A US armored brigade corresponds to about 4,500 men, along with 250 tanks, infantry fighting vehicles and self-propelled artillery, as well as 1,700 cars and trucks.
The unit will be spread out between Bulgaria, Romania, Poland and the Baltic states.
Obviously the Russians are not happy about this. The US foray into Estonia and Latvia in particular means a heavier rival military presence in close proximity to Russian cities at any time since 1944. (Obviously there were more troops arrayed against the Soviets during the Cold War, but these were sitting on the Elbe in central Germany, rather than 200 kilometres from Saint Petersburg.)
At the same time the Russians have not offered a high-pitched reaction to the move that NATO's Philip Breedlove was perhaps hoping for. Deutsche Well has the reason:
Moscow's lack of anger at these US plans has a simple explanation, said Alexander Golz, an expert on the Russian military. "The deployment of the armored brigade was already decided at the NATO Summit in Wales in 2014. Russia has already responded."
Moscow already announced it would set up new divisions in the west of the country. Lately there have been conflicting statements about their number. Defense Minister Sergei Shoigu said a few days ago, Russia planned to station two new divisions permanently in Russia's Western Military District.

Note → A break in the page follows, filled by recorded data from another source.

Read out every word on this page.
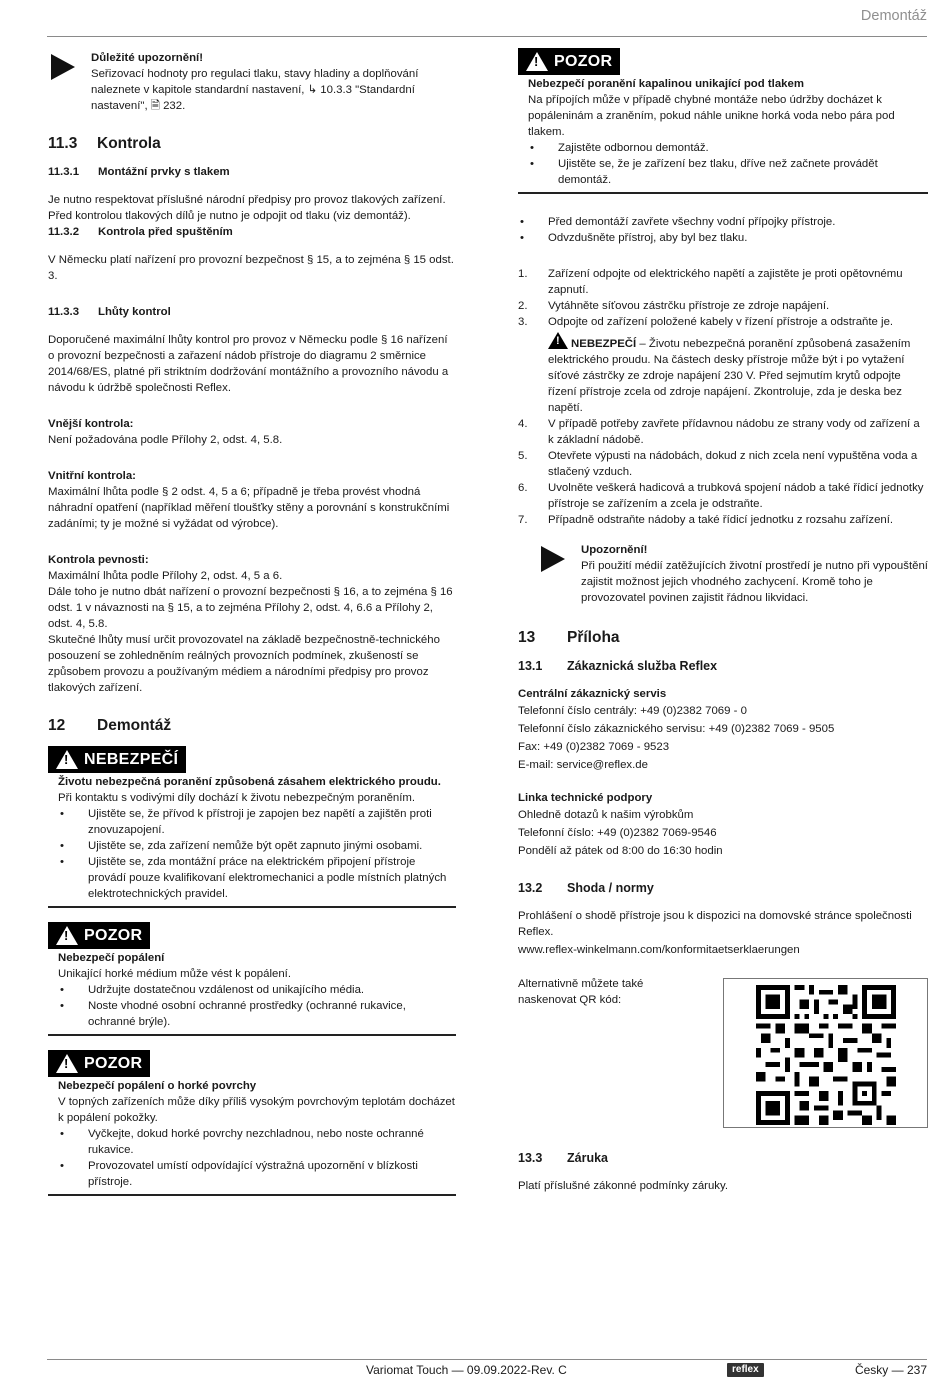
Demontáž

Důležité upozornění!

Seřizovací hodnoty pro regulaci tlaku, stavy hladiny a doplňování naleznete v kapitole standardní nastavení, ↳ 10.3.3 "Standardní nastavení", 🗎 232.

11.3	Kontrola
11.3.1	Montážní prvky s tlakem

Je nutno respektovat příslušné národní předpisy pro provoz tlakových zařízení. Před kontrolou tlakových dílů je nutno je odpojit od tlaku (viz demontáž).

11.3.2	Kontrola před spuštěním

V Německu platí nařízení pro provozní bezpečnost § 15, a to zejména § 15 odst. 3.

11.3.3	Lhůty kontrol

Doporučené maximální lhůty kontrol pro provoz v Německu podle § 16 nařízení o provozní bezpečnosti a zařazení nádob přístroje do diagramu 2 směrnice 2014/68/ES, platné při striktním dodržování montážního a provozního návodu a návodu k údržbě společnosti Reflex.

Vnější kontrola:

Není požadována podle Přílohy 2, odst. 4, 5.8.

Vnitřní kontrola:

Maximální lhůta podle § 2 odst. 4, 5 a 6; případně je třeba provést vhodná náhradní opatření (například měření tloušťky stěny a porovnání s konstrukčními zadáními; ty je možné si vyžádat od výrobce).

Kontrola pevnosti:

Maximální lhůta podle Přílohy 2, odst. 4, 5 a 6.

Dále toho je nutno dbát nařízení o provozní bezpečnosti § 16, a to zejména § 16 odst. 1 v návaznosti na § 15, a to zejména Přílohy 2, odst. 4, 6.6 a Přílohy 2, odst. 4, 5.8.

Skutečné lhůty musí určit provozovatel na základě bezpečnostně-technického posouzení se zohledněním reálných provozních podmínek, zkušeností se způsobem provozu a používaným médiem a národními předpisy pro provoz tlakových zařízení.

12	Demontáž
!
NEBEZPEČÍ

Životu nebezpečná poranění způsobená zásahem elektrického proudu.

Při kontaktu s vodivými díly dochází k životu nebezpečným poraněním.

•	Ujistěte se, že přívod k přístroji je zapojen bez napětí a zajištěn proti znovuzapojení.
•	Ujistěte se, zda zařízení nemůže být opět zapnuto jinými osobami.
•	Ujistěte se, zda montážní práce na elektrickém připojení přístroje provádí pouze kvalifikovaní elektromechanici a podle místních platných elektrotechnických pravidel.
!
POZOR

Nebezpečí popálení

Unikající horké médium může vést k popálení.

•	Udržujte dostatečnou vzdálenost od unikajícího média.
•	Noste vhodné osobní ochranné prostředky (ochranné rukavice, ochranné brýle).
!
POZOR

Nebezpečí popálení o horké povrchy

V topných zařízeních může díky příliš vysokým povrchovým teplotám docházet k popálení pokožky.

•	Vyčkejte, dokud horké povrchy nezchladnou, nebo noste ochranné rukavice.
•	Provozovatel umístí odpovídající výstražná upozornění v blízkosti přístroje.
!
POZOR

Nebezpečí poranění kapalinou unikající pod tlakem

Na přípojích může v případě chybné montáže nebo údržby docházet k popáleninám a zraněním, pokud náhle unikne horká voda nebo pára pod tlakem.

•	Zajistěte odbornou demontáž.
•	Ujistěte se, že je zařízení bez tlaku, dříve než začnete provádět demontáž.
•	Před demontáží zavřete všechny vodní přípojky přístroje.
•	Odvzdušněte přístroj, aby byl bez tlaku.
1.	Zařízení odpojte od elektrického napětí a zajistěte je proti opětovnému zapnutí.
2.	Vytáhněte síťovou zástrčku přístroje ze zdroje napájení.
3.	Odpojte od zařízení položené kabely v řízení přístroje a odstraňte je.

!NEBEZPEČÍ – Životu nebezpečná poranění způsobená zasažením elektrického proudu. Na částech desky přístroje může být i po vytažení síťové zástrčky ze zdroje napájení 230 V. Před sejmutím krytů odpojte řízení přístroje zcela od zdroje napájení. Zkontroluje, zda je deska bez napětí.

4.	V případě potřeby zavřete přídavnou nádobu ze strany vody od zařízení a k základní nádobě.
5.	Otevřete výpusti na nádobách, dokud z nich zcela není vypuštěna voda a stlačený vzduch.
6.	Uvolněte veškerá hadicová a trubková spojení nádob a také řídicí jednotky přístroje se zařízením a zcela je odstraňte.
7.	Případně odstraňte nádoby a také řídicí jednotku z rozsahu zařízení.

Upozornění!

Při použití médií zatěžujících životní prostředí je nutno při vypouštění zajistit možnost jejich vhodného zachycení. Kromě toho je provozovatel povinen zajistit řádnou likvidaci.

13	Příloha
13.1	Zákaznická služba Reflex

Centrální zákaznický servis

Telefonní číslo centrály: +49 (0)2382 7069 - 0

Telefonní číslo zákaznického servisu: +49 (0)2382 7069 - 9505

Fax: +49 (0)2382 7069 - 9523

E-mail: service@reflex.de

Linka technické podpory

Ohledně dotazů k našim výrobkům

Telefonní číslo: +49 (0)2382 7069-9546

Pondělí až pátek od 8:00 do 16:30 hodin

13.2	Shoda / normy

Prohlášení o shodě přístroje jsou k dispozici na domovské stránce společnosti Reflex.

www.reflex-winkelmann.com/konformitaetserklaerungen

Alternativně můžete také naskenovat QR kód:

13.3	Záruka

Platí příslušné zákonné podmínky záruky.

Variomat Touch — 09.09.2022-Rev. C	reflex	Česky — 237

"NATO is expanding its military potential in Europe, including in the immediate vicinity of the Russian border," he said. Russia was concerned, he said - and forced to react. But earlier, the defense minister had spoken about three new divisions in Russia's west. One of these divisions would be created from a brigade in the Smolensk region on the border with Belarus.
In addition, the Russian defense ministry announced in early February that it was reactivating the 1st Tank Guards Army, dissolved in 1998, in the west of the country. The new army is being formed from existing divisions and brigades that are to be reorganized and strengthened.
While the recent announcement sheds more detail on NATO's planned and ongoing buildup in Eastern Europe and also revises it to an extent the Russians have understood that NATO was coming ever since mid 2014. They have already moved to meet it. And boy are they some moves.
In the last 15 years the Russian military has slowly transformed from a massive division-based force to a lighter, more modular brigade-based force, better suited to fighting small wars.
However, especially for NATO it is now bringing back two divisions and a tank army!
A Russian tank army is a corps of two to three armored divisions with integrated artillery, bridging and helicopter support and motorized infantry divisions assigned on an ad hoc basis when needed.
So NATO, how do you like them apples?